Archaeological site in Djibouti

Asa Koma ("Red Hill") is an archaeological site in Djibouti.

==Overview==
Asa Koma is an inland lake area on the Gobaad Plain. The site of Wakrita is a small Neolithic establishment located on a wadi in the tectonic depression of Gobaad in Djibouti in the Horn of Africa. The 2005 excavations yielded abundant ceramics that enabled us to define one Neolithic cultural facies of this region, which was also identified at the nearby site of Asa Koma. The faunal remains confirm the importance of fishing in Neolithic settlements close to Lake Abbe, but also the importance of bovine husbandry and, for the first time in this area, evidence for caprine herding practices. Radiocarbon dating places this occupation at the beginning of the 2nd millennium BC, similar in range to Asa Koma. These two sites represent the oldest evidence of herding in the region, and they provide a better understanding of the development of Neolithic societies in this region.
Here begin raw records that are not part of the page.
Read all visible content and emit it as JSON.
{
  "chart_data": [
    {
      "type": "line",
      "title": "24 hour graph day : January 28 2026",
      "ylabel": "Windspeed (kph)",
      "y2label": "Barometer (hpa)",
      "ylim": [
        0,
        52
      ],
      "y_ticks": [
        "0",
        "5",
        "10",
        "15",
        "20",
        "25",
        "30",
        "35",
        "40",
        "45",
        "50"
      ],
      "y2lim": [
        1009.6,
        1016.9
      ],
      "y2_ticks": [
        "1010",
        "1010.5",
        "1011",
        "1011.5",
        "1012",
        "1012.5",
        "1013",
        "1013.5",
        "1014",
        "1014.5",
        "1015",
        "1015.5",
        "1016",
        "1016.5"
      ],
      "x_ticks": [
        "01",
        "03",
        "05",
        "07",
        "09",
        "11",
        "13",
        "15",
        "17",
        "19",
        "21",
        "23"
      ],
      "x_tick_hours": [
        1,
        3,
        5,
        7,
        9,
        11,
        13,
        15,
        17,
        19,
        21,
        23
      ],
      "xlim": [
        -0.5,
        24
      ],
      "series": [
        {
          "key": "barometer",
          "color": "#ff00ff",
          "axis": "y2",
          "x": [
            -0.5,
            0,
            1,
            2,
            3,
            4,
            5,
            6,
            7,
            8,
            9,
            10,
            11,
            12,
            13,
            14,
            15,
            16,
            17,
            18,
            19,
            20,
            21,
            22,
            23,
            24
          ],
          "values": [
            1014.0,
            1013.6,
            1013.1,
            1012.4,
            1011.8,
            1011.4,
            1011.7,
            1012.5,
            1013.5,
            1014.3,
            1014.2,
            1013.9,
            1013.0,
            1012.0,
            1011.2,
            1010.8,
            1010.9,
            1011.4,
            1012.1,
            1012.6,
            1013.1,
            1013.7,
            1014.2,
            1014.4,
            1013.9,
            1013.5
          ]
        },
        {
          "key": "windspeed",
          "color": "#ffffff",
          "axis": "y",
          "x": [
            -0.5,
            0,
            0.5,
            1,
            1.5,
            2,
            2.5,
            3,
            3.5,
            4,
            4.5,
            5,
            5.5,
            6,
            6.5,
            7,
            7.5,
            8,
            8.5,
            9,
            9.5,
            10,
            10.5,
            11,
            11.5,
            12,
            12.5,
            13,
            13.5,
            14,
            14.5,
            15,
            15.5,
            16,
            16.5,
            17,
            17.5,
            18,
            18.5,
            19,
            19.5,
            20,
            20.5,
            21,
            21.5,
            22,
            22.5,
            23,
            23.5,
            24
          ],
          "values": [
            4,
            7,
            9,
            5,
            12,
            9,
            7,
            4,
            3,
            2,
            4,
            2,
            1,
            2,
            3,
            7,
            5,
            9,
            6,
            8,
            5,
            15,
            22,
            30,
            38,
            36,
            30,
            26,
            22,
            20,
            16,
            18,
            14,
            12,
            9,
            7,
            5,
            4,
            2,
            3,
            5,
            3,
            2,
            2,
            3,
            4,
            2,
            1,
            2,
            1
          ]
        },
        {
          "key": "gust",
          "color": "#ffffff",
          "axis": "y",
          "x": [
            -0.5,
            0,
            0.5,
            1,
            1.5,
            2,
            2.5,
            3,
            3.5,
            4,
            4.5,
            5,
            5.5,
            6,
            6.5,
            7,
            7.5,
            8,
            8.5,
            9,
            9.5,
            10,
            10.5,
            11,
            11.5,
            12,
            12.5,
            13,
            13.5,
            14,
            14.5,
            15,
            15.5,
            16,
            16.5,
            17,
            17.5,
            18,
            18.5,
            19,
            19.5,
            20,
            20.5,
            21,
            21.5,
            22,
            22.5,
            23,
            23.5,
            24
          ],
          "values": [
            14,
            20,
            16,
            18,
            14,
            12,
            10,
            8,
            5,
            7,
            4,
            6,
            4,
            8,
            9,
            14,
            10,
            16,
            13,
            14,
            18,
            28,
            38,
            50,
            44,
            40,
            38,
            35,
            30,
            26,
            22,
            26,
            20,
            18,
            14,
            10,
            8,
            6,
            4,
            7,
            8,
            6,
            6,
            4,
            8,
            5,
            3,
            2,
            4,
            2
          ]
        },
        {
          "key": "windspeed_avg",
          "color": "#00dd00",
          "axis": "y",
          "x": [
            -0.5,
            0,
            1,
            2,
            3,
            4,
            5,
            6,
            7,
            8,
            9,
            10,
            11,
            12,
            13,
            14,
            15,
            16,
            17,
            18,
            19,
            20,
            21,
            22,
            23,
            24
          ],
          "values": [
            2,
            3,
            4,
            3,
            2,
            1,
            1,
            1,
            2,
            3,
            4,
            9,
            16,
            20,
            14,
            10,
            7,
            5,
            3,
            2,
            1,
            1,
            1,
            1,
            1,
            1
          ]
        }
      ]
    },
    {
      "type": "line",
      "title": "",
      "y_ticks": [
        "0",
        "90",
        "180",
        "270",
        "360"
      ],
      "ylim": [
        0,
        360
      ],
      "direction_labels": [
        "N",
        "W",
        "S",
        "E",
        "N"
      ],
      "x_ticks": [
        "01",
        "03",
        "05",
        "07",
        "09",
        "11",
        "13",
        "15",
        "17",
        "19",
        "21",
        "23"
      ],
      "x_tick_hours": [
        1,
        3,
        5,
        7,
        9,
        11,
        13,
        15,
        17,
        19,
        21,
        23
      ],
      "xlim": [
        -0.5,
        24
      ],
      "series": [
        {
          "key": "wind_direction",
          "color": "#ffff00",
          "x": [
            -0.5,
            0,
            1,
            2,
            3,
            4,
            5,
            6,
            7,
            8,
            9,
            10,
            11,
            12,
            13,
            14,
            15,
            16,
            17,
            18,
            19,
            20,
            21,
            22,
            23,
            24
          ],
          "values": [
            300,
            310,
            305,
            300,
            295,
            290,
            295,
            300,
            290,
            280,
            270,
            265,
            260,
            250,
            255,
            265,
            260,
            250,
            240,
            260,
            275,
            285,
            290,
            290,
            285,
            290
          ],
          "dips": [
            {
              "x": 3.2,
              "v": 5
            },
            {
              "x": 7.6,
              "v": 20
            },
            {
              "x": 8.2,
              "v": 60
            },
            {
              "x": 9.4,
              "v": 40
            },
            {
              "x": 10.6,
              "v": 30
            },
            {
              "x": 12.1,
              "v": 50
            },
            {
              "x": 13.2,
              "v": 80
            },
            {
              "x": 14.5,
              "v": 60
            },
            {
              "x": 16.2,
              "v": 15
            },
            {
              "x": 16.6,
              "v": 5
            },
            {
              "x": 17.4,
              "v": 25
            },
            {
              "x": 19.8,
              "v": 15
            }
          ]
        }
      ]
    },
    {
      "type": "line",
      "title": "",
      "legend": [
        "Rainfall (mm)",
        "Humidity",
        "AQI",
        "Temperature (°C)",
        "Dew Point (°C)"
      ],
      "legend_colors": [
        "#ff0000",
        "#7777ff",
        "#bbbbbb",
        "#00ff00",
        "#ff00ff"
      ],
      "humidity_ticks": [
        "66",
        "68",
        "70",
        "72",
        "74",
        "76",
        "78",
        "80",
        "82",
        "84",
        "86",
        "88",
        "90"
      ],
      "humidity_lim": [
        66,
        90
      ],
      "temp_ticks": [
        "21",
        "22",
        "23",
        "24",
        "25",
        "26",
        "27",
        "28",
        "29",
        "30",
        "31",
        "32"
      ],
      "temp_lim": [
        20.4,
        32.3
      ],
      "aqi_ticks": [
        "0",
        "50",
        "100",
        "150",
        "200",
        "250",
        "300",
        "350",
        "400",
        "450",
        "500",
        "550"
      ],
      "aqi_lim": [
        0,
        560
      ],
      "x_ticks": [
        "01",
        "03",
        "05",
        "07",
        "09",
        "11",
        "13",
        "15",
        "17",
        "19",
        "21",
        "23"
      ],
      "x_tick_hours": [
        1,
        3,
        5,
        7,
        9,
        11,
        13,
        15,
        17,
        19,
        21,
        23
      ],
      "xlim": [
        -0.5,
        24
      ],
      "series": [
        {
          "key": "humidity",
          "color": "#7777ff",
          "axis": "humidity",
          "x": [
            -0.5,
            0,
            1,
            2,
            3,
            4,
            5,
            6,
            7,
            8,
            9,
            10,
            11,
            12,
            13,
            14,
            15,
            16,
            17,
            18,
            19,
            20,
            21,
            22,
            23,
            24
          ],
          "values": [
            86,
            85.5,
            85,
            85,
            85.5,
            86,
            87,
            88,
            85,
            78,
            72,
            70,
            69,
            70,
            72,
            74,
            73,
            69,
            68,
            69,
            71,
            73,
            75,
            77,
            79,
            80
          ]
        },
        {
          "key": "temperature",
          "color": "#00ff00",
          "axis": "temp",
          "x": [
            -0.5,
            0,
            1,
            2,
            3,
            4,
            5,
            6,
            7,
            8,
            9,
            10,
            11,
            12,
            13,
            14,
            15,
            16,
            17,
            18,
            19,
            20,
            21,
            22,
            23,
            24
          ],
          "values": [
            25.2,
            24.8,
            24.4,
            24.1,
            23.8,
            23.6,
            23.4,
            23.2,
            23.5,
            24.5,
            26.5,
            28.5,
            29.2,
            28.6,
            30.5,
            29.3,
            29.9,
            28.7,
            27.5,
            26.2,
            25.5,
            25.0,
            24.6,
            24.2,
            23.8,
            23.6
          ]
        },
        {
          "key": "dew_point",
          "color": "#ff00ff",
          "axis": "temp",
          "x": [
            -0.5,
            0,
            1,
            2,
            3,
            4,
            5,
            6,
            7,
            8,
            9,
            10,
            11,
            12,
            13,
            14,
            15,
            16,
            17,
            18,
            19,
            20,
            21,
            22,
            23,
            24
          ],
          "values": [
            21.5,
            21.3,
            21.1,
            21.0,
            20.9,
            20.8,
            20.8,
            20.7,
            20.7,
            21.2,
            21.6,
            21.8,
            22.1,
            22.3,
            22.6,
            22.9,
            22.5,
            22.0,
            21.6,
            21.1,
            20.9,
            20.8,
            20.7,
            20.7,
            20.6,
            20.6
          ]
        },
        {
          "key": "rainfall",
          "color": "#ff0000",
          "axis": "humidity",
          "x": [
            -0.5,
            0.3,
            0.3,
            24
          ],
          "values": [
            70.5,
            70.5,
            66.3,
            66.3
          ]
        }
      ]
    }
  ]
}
Radiocarbon of the pottery dated the 2nd millennium BC. The ware is characterized by punctate and incision geometric designs, which bear a similarity to the Sabir culture phase 1 ceramics from Ma'layba in Southern Arabia. Additionally, ceramics like some of the pottery from Sihi on the Saudi coast and Subr on the Yemeni littoral have been found here.

Long-horned humpless cattle bones have also been discovered at Asa Koma, suggesting that domesticated cattle was present by around 3,500 years ago.